| name | generate-psych-profile |
| description | Extract the core motivations, decisions under pressure, cognitive biases and mental models of a subject (historical figure / topic subject) to drive psychology-led narrative. Use when the Narrative & Psychology agent must understand WHY a subject acted as they did before drafting a script. |
| metadata | {"agent":"narrative-psychology","source":"Project Atlas Agent Skills Manifest §5","layer":"L3-story"} |
generate-psych-profile
Produce a psychological profile that turns facts into meaning.
When to use
- Before drafting a documentary script for a personality/topic.
- Feeding the
psychological_arcs record (identity, struggle, failure, growth, resilience, reinvention, legacy — spec §4.2).

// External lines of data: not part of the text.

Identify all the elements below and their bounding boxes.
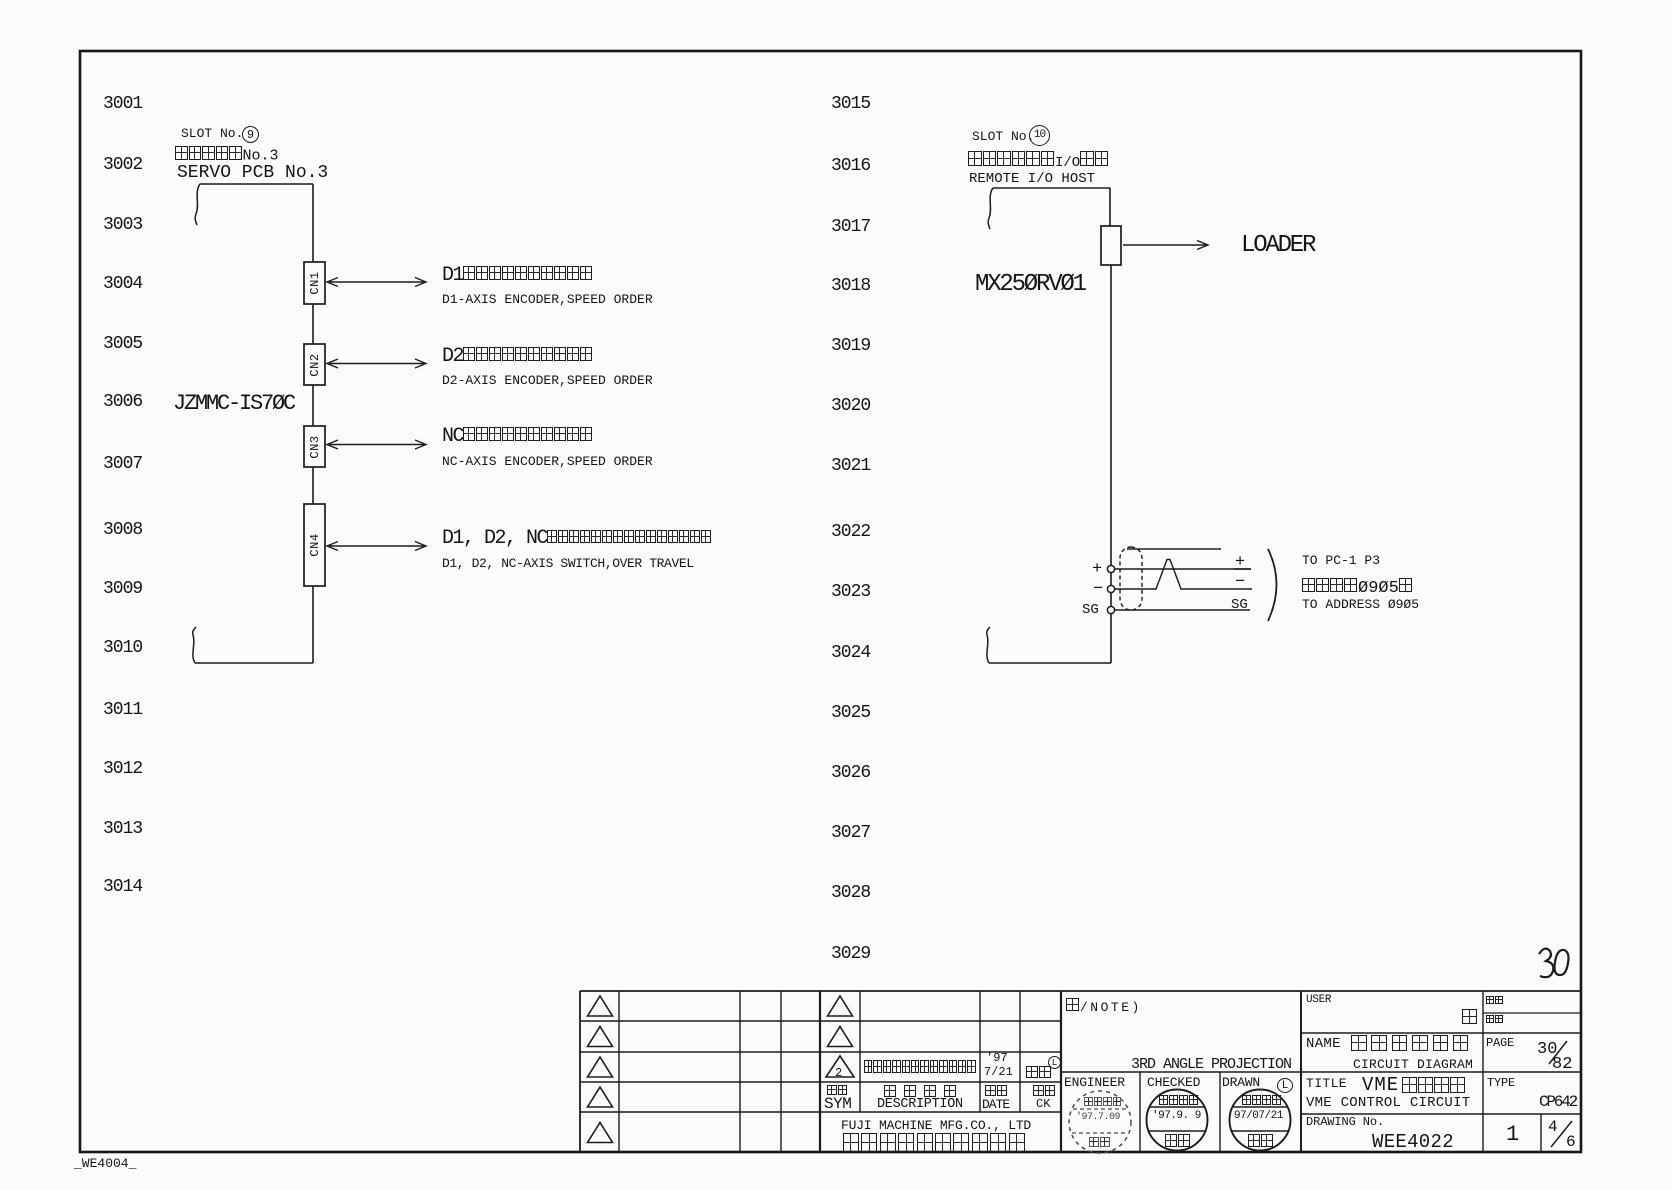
svg-text:2: 2 <box>835 1066 842 1080</box>
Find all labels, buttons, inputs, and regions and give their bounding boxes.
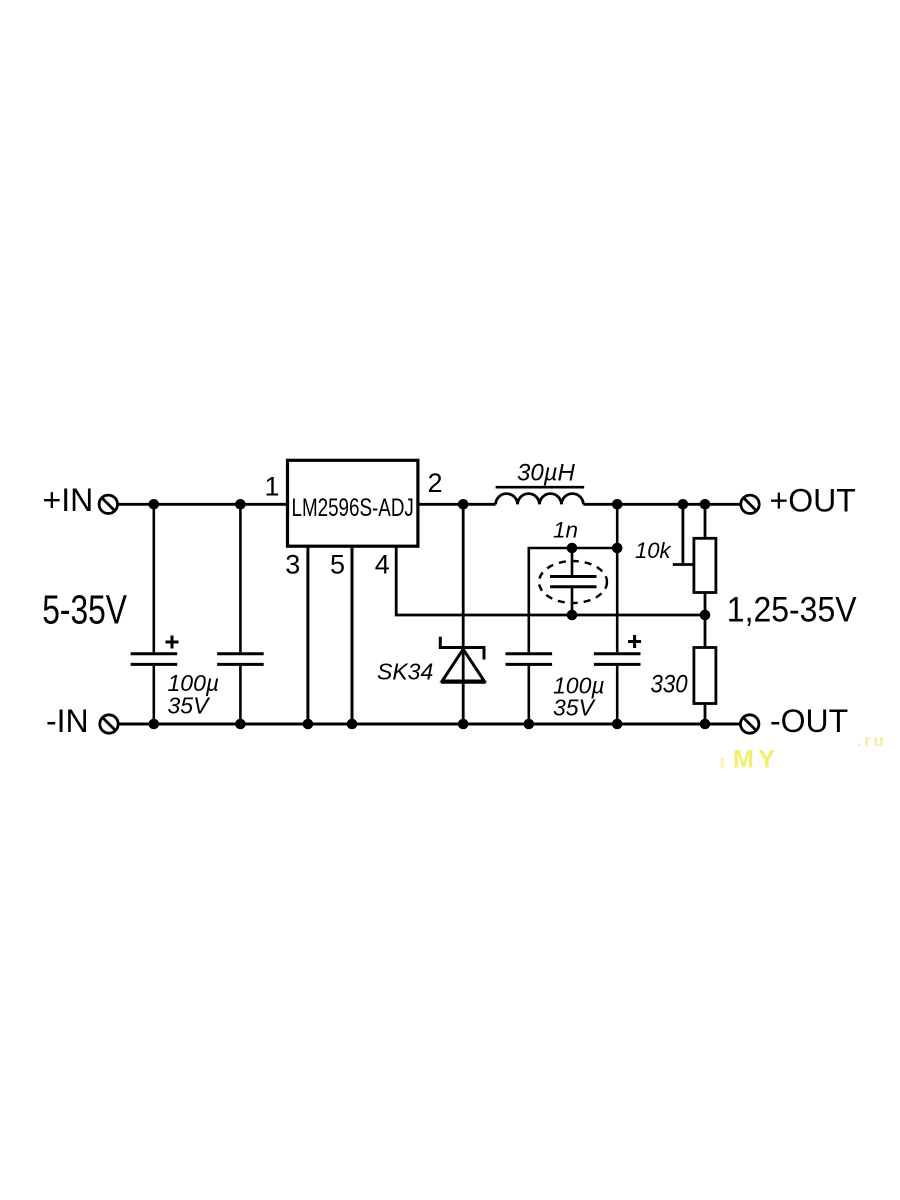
wire pin 3 to ground rail <box>306 547 309 725</box>
capacitor C4 output electrolytic with + <box>594 504 641 724</box>
svg-text:MY: MY <box>733 746 780 774</box>
node dot 1n top <box>567 543 578 554</box>
svg-text:330: 330 <box>651 671 688 698</box>
terminal +OUT <box>741 495 759 513</box>
svg-text:10k: 10k <box>635 538 671 563</box>
node dot output rail C4 <box>612 499 623 510</box>
wire top rail (inductor to +OUT) <box>583 503 741 506</box>
node dot bottom pin3 <box>303 719 314 730</box>
wire bottom rail <box>118 723 741 726</box>
capacitor C5 1n feedforward <box>539 548 607 615</box>
svg-text:30µH: 30µH <box>517 460 576 487</box>
node dot bottom C2 <box>235 719 246 730</box>
node dot top rail C2 <box>235 499 246 510</box>
node dot pin2/diode <box>458 499 469 510</box>
svg-text:LM2596S-ADJ: LM2596S-ADJ <box>292 493 414 521</box>
wire pin 5 to ground rail <box>351 547 354 725</box>
svg-text:1: 1 <box>265 472 280 502</box>
terminal +IN <box>99 495 117 513</box>
wire top rail right segment (pin2 to inductor) <box>419 503 496 506</box>
node dot bottom C4 <box>612 719 623 730</box>
node dot 1n bottom on FB <box>567 610 578 621</box>
node dot 10k top <box>700 499 711 510</box>
svg-text:1n: 1n <box>553 518 578 543</box>
svg-text:+OUT: +OUT <box>770 482 856 518</box>
wire top rail left segment <box>118 503 288 506</box>
svg-text:5-35V: 5-35V <box>42 587 127 633</box>
terminal -IN <box>100 715 118 733</box>
svg-text:5: 5 <box>330 549 345 579</box>
resistor R2 330 <box>694 648 716 725</box>
svg-text:-IN: -IN <box>46 703 89 739</box>
capacitor C1 100µ 35V input electrolytic <box>131 504 179 724</box>
svg-text:-OUT: -OUT <box>770 703 848 739</box>
svg-text:35V: 35V <box>168 693 212 719</box>
resistor R1 10k trimmer <box>673 504 716 592</box>
watermark fragment <box>721 757 724 768</box>
wire pin 4 feedback line <box>396 547 705 616</box>
svg-text:.ru: .ru <box>857 731 886 750</box>
node dot out sense <box>612 543 623 554</box>
svg-text:SK34: SK34 <box>377 659 433 685</box>
node dot bottom pin5 <box>347 719 358 730</box>
diode D1 SK34 schottky <box>439 504 486 724</box>
svg-text:3: 3 <box>285 550 300 580</box>
svg-text:4: 4 <box>375 549 390 579</box>
terminal -OUT <box>741 715 759 733</box>
wire divider mid node <box>704 593 707 648</box>
svg-text:35V: 35V <box>553 694 597 720</box>
wire 1n top node <box>529 548 617 652</box>
inductor L1 30uH <box>496 487 585 504</box>
node dot divider junction <box>700 610 711 621</box>
IC U1 LM2596S-ADJ box <box>288 460 418 546</box>
node dot bottom 330 <box>700 719 711 730</box>
svg-text:1,25-35V: 1,25-35V <box>727 591 857 630</box>
svg-text:2: 2 <box>428 468 443 498</box>
capacitor C2 input ceramic <box>217 504 264 724</box>
node dot top rail C1 <box>149 499 160 510</box>
node dot wiper top <box>678 499 689 510</box>
node dot bottom diode <box>458 719 469 730</box>
node dot bottom C3 <box>524 719 535 730</box>
capacitor C3 output 100µ left <box>506 654 553 724</box>
node dot bottom C1 <box>149 719 160 730</box>
svg-text:+IN: +IN <box>43 482 94 518</box>
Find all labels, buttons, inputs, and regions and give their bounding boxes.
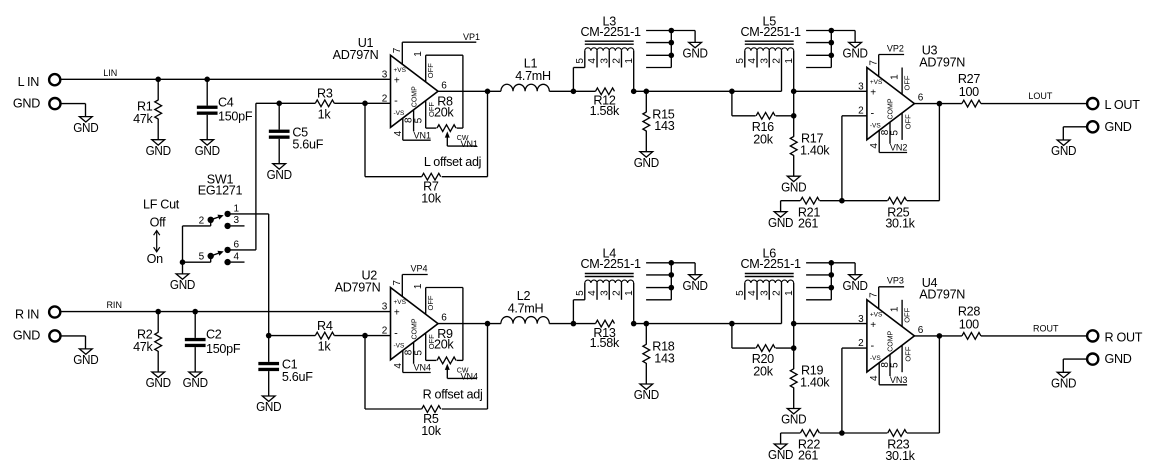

Function signature (manifest contract)
def generate_psych_profile(subject_entity: str) -> dict:
"""Extract motivations, decisions under pressure, biases, and mental models."""
Inputs / Outputs
- Input:
subject_entity (name or entity id).
- Output:
{focus, motivations[], biases[], mental_models[], arc: {identity, struggle, failure, growth, resilience, reinvention, legacy}}.
Implementation
Call the hermes-bridge MCP tool run_judgment_agent(insight_type="generate-psych-profile", query=<ask>, context={"subject_entity": subject_entity}). Hits Hermes's POST /v1/agents/generate-psych-profile (new hermes/agents/generate-psych-profile/), the same self-correcting LLM loop / mock-fallback pattern as vibe/voice-director. Caveat: this is LLM judgment from training-data knowledge, not retrieval against the actual graph/dossier yet -- treat the output as a first draft until gather-citations + query-semantic-nodes are feeding it real context.
Backend dependency
- Persisting to
psychological_arcs (Railway) is still stubbed until the Postgres/AGE backbone is wired -- the judgment call itself works today, it just isn't durably stored yet.
- Deep biography discovery via Exa (key not present yet).
Model
gemini-direct/gemini-2.5-flash — premium reasoning (psychological judgment, spec §2.4/§11.3).
Skip/limit prompt compression here (nuance matters).